Yemin kesin delillerden olup, davacı taraf fazla gönderilen malların iadesi gibi bir uygulama olmadığına ilişkin yemin ettiğinden davalının savunmalarını ispat edemediği, davalı tarafın söz konusu malların daha önce kendileri tarafından davacı tarafa iade edilen mallara karşılık olarak gönderilen mallar olduğu hususunu ispatlayamadığı, davacı şirketin davalı şirketten 5 adet satış faturasına dayalı açık cari hesap bakiyesinden kaynaklı olarak talebi gibi 25.343,49 TL asıl alacağı bulunduğu, takibe yönelik itirazın iptaline ve alacak cari hesap alacağı olup likit olduğundan hükmedilen alacağın takdiren % 20 si oranında inkar tazminatına, her ne kadar davalı tarafa kötüniyet tazminat talebinde bulunmuşsa da davacı takip başlatmakta haksız olmadığından kötüniyet tazminat talebinin reddine karar vermek gerekmiş ve aşağıdaki şekilde karar verilmiştir.

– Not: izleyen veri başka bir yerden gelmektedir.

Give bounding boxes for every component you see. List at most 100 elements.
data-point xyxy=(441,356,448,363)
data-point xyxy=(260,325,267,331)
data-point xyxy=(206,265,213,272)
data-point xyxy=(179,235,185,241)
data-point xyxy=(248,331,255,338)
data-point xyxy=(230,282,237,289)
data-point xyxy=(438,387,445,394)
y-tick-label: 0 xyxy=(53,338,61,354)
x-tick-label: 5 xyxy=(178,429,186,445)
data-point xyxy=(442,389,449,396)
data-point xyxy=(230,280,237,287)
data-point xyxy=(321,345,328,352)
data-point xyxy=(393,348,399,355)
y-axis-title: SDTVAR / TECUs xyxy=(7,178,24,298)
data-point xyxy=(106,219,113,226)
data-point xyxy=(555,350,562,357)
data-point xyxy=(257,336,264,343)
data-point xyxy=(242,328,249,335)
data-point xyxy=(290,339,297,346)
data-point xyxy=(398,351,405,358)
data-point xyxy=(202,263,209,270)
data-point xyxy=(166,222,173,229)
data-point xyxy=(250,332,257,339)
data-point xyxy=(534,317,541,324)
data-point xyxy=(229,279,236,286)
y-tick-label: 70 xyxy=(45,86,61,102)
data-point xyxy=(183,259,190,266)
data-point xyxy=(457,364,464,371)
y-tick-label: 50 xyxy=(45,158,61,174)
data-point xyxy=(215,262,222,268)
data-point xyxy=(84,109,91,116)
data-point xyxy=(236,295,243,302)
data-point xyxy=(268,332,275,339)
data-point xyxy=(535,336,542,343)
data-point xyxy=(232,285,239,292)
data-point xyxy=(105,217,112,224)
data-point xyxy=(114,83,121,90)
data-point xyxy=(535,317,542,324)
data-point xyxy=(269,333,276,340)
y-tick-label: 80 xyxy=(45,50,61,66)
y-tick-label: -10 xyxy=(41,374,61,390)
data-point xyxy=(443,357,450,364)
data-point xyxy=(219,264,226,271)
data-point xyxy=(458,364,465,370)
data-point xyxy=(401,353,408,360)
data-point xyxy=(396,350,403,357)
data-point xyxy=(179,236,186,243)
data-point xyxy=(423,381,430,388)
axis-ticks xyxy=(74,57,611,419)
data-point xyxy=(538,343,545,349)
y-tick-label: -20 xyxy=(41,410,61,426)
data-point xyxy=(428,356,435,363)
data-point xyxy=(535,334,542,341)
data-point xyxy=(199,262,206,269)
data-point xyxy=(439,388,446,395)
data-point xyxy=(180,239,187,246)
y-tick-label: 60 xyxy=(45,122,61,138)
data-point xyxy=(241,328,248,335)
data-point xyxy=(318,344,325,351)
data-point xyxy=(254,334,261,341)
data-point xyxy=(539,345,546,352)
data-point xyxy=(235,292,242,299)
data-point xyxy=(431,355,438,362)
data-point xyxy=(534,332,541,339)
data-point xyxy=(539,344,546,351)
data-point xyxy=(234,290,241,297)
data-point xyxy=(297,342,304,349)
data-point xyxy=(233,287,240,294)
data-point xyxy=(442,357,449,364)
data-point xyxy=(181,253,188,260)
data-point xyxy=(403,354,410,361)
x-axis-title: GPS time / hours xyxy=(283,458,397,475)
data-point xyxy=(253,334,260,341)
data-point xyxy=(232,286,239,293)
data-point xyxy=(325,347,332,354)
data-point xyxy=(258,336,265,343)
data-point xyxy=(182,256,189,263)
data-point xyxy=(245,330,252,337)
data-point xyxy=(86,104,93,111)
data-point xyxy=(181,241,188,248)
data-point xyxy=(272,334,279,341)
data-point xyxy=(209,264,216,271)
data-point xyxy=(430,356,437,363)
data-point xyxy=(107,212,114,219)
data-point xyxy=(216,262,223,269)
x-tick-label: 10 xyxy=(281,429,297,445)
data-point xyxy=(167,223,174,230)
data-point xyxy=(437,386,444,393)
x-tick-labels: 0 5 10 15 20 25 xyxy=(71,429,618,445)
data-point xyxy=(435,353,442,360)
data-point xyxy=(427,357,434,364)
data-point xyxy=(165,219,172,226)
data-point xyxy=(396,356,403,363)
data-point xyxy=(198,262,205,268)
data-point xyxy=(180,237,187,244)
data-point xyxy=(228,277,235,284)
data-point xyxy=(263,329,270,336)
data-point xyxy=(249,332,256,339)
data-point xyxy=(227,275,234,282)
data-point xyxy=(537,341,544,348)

H Ü K Ü M: Gerekçesi yukarıda açıklandığı üzere;
Davanın KABULÜNE,
1-Davalının —— Esas sayılı dosyasına yapmış olduğu itirazın iptali ile takibin 25.343,48 TL asıl alacak üzerinden devamına, asıl alacağa takip tarihinden itibaren yıllık % 16,75 oranında ve değişen oranlarda avans faizi işletilmesine,
2-Alacak likit olmakla, hüküm altına alınan 25.343,48 TL’nin % 20’si oranında inkar tazminatının davalıdan alınarak davacıya verilmesine,
3-Davalı tarafın kötüniyet tazminat talebinin reddine,
4-Karar harcı 1.731,21 TL ‘den davacı tarafça peşin olarak yatırılan 306,09 TL harcın mahsubu ile bakiye 1.425,12 TL harcın davalı taraftan tahsili ile hazine adına irad kaydına,
5-Davacı tarafından peşin olarak yatırılan 59,30 TL başvurma harcı ve 306,09 TL peşin harç olmak üzere toplam 365,39 TL harcın davalı taraftan tahsili ile davacı taraf ödenmesine,
6-Davacı tarafından yapılan 42,50 TL tebligat ve müzekkere gideri, 2.500,00 TL bilirkişi ücreti (2 farklı bilirkişi kök ve ek rapor ücreti) olmak üzere toplam 2.542,50 TL yargılama giderinin davalı taraftan tahsili ile davacı tarafa ödenmesine,
7-Davalı tarafından yapılan 32,50 TL yargılama giderinin davalı üzerinde bırakılmasına,
8-Davacı taraf kendisini vekille temsil ettirdiğinden karar tarihinde geçerli —— vekalet ücretinin davalıdan alınarak davacıya verilmesine,
9-7155 sayılı Kanun ile 6325 sayılı Hukuk Uyuşmazlıklarında Arabuluculuk Kanunu’na eklenen 18/A maddesinin 13.fıkrası ve yürürlükte bulunan Arabuluculuk Ücret Tarifesi uyarınca —— tarafından karşılanan 1.320,00 TL arabuluculuk ücretinin davalı taraftan tahsili ile hazine adına irad kaydına,
10-Dosyaya yatırılan ve sarf edilmeyen gider avansının karar kesinleştiğinde yatıran tarafa iadesine,Dair, davacı şirket yetkilisi ve vekili ve davalı şirket yetkilisi ve vekilinin yüzüne karşı, kararın taraflara tebliğinden 2 haftalık süre içinde istinaf yolu açık olmak üzere verilen karar açıkça okunup usulen anlatıldı.